Dulcineia de Sousa Brito dos Passos, 77 anos, é uma das moradoras mais antigas de Lagoa do Benedito. Na casa dela não há bateria de carro e nem placa solar. À noite, a única luz disponível é a do candeeiro com pavio, alimentado por querosene, e a das velas. As fontes de luz produzem uma fumaça escura que deixa um cheiro forte na casa. É aí que Dulcineia aproveita para costurar à máquina e fazer suas orações, antes de se deitar.
Enquanto isso, ali do lado, a cidade de João Costa coleciona placas de obras do governo federal. Numa só rua há seis dessas placas, uma ao lado da outra. A cidade é base eleitoral do ministro da Casa Civil, Ciro Nogueira (Progressistas) e da ex-mulher dele, a deputada federal Iracema Portella.

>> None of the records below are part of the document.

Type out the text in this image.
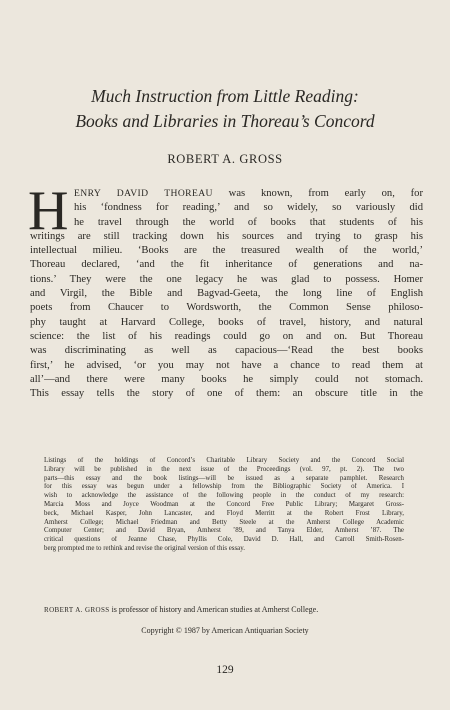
Much Instruction from Little Reading:
Books and Libraries in Thoreau’s Concord
ROBERT A. GROSS
H ENRY DAVID THOREAU was known, from early on, for
his ‘fondness for reading,’ and so widely, so variously did
he travel through the world of books that students of his
writings are still tracking down his sources and trying to grasp his
intellectual milieu. ‘Books are the treasured wealth of the world,’
Thoreau declared, ‘and the fit inheritance of generations and na-
tions.’ They were the one legacy he was glad to possess. Homer
and Virgil, the Bible and Bagvad-Geeta, the long line of English
poets from Chaucer to Wordsworth, the Common Sense philoso-
phy taught at Harvard College, books of travel, history, and natural
science: the list of his readings could go on and on. But Thoreau
was discriminating as well as capacious—‘Read the best books
first,’ he advised, ‘or you may not have a chance to read them at
all’—and there were many books he simply could not stomach.
This essay tells the story of one of them: an obscure title in the
Listings of the holdings of Concord’s Charitable Library Society and the Concord Social
Library will be published in the next issue of the Proceedings (vol. 97, pt. 2). The two
parts—this essay and the book listings—will be issued as a separate pamphlet. Research
for this essay was begun under a fellowship from the Bibliographic Society of America. I
wish to acknowledge the assistance of the following people in the conduct of my research:
Marcia Moss and Joyce Woodman at the Concord Free Public Library; Margaret Gross-
beck, Michael Kasper, John Lancaster, and Floyd Merritt at the Robert Frost Library,
Amherst College; Michael Friedman and Betty Steele at the Amherst College Academic
Computer Center; and David Bryan, Amherst ’89, and Tanya Elder, Amherst ’87. The
critical questions of Jeanne Chase, Phyllis Cole, David D. Hall, and Carroll Smith-Rosen-
berg prompted me to rethink and revise the original version of this essay.
ROBERT A. GROSS is professor of history and American studies at Amherst College.
Copyright © 1987 by American Antiquarian Society
129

Ali, em 2018, Iracema foi a mais votada na disputa por uma cadeira na Câmara, com quase metade (48,1%) dos votos. Talvez por isso a a prefeitura de João Costa tenha se tornado a campeã nacional de verbas do orçamento secreto em relação à população. É como se cada morador tivesse recebido R$ 1.710,96 desde 2020. O montante é quase R$ 200 maior que a segunda colocada (Afonso Cunha, MA). É também quase duas mil vezes maior que os R$ 84,64 por habitante recebidos pela prefeitura de Coronel José Dias, município ao qual pertence a comunidade rural de Lagoa do Benedito, onde vive Bartolomeu.
Para o analista político Bruno Carazza, a existência de regiões sem representantes é resultado do sistema proporcional de lista aberta, adotado no Brasil. Por esse sistema, as vagas são distribuídas entre os partidos de acordo com a soma dos votos de cada sigla – os mais votados de cada legenda ficam com as cadeiras.

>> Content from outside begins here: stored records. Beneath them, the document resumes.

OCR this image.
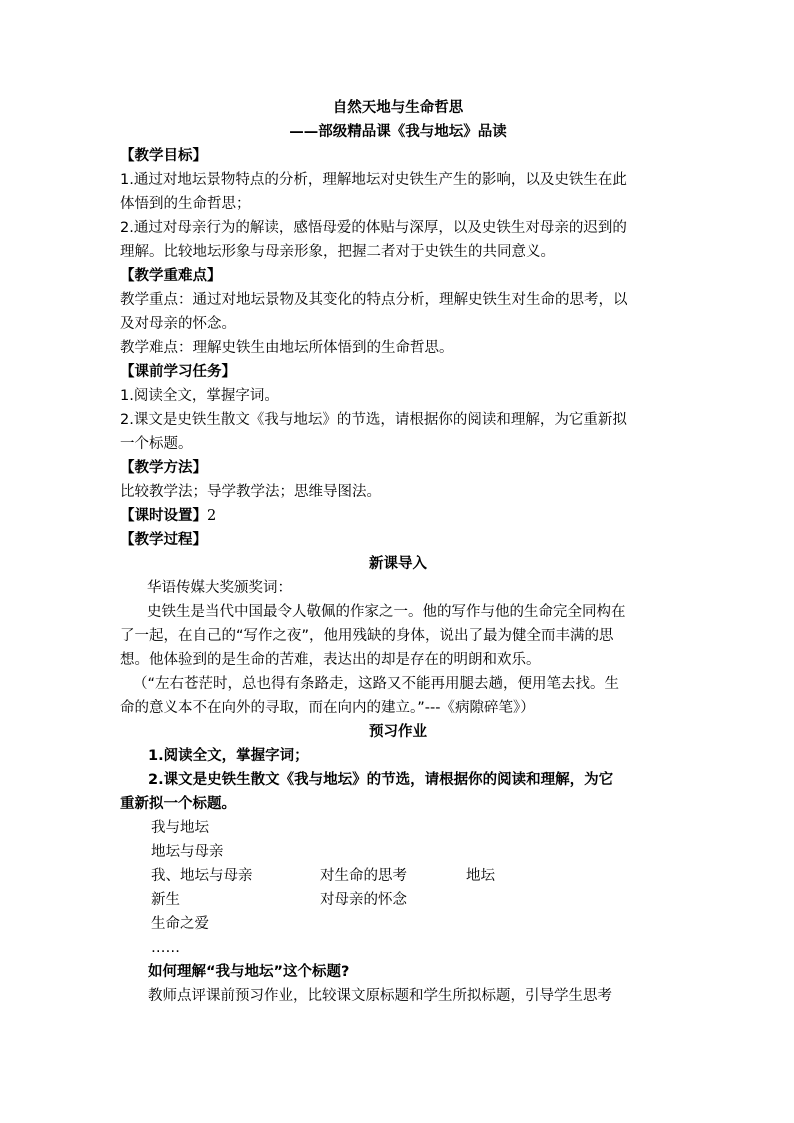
自然天地与生命哲思
——部级精品课《我与地坛》品读
【教学目标】
1.通过对地坛景物特点的分析，理解地坛对史铁生产生的影响，以及史铁生在此
体悟到的生命哲思；
2.通过对母亲行为的解读，感悟母爱的体贴与深厚，以及史铁生对母亲的迟到的
理解。比较地坛形象与母亲形象，把握二者对于史铁生的共同意义。
【教学重难点】
教学重点：通过对地坛景物及其变化的特点分析，理解史铁生对生命的思考，以
及对母亲的怀念。
教学难点：理解史铁生由地坛所体悟到的生命哲思。
【课前学习任务】
1.阅读全文，掌握字词。
2.课文是史铁生散文《我与地坛》的节选，请根据你的阅读和理解，为它重新拟
一个标题。
【教学方法】
比较教学法；导学教学法；思维导图法。
【课时设置】2
【教学过程】
新课导入
华语传媒大奖颁奖词：
史铁生是当代中国最令人敬佩的作家之一。他的写作与他的生命完全同构在
了一起，在自己的“写作之夜”，他用残缺的身体，说出了最为健全而丰满的思
想。他体验到的是生命的苦难，表达出的却是存在的明朗和欢乐。
（“左右苍茫时，总也得有条路走，这路又不能再用腿去趟，便用笔去找。生
命的意义本不在向外的寻取，而在向内的建立。”---《病隙碎笔》）
预习作业
1.阅读全文，掌握字词；
2.课文是史铁生散文《我与地坛》的节选，请根据你的阅读和理解，为它
重新拟一个标题。
我与地坛
地坛与母亲
我、地坛与母亲	对生命的思考	地坛
新生	对母亲的怀念
生命之爱
……
如何理解“我与地坛”这个标题?
教师点评课前预习作业，比较课文原标题和学生所拟标题，引导学生思考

“Com o protagonismo do Congresso na distribuição de recursos do Orçamento, faria muito mais sentido um sistema eleitoral distrital”, disse Carazza, que é professor da Fundação Dom Cabral e autor do livro Dinheiro, Eleições e Poder (2018). “Aí cada um dos parlamentares levaria recursos para as suas próprias regiões e a população daquele distrito poderia eleger quais são as suas prioridades”, completou.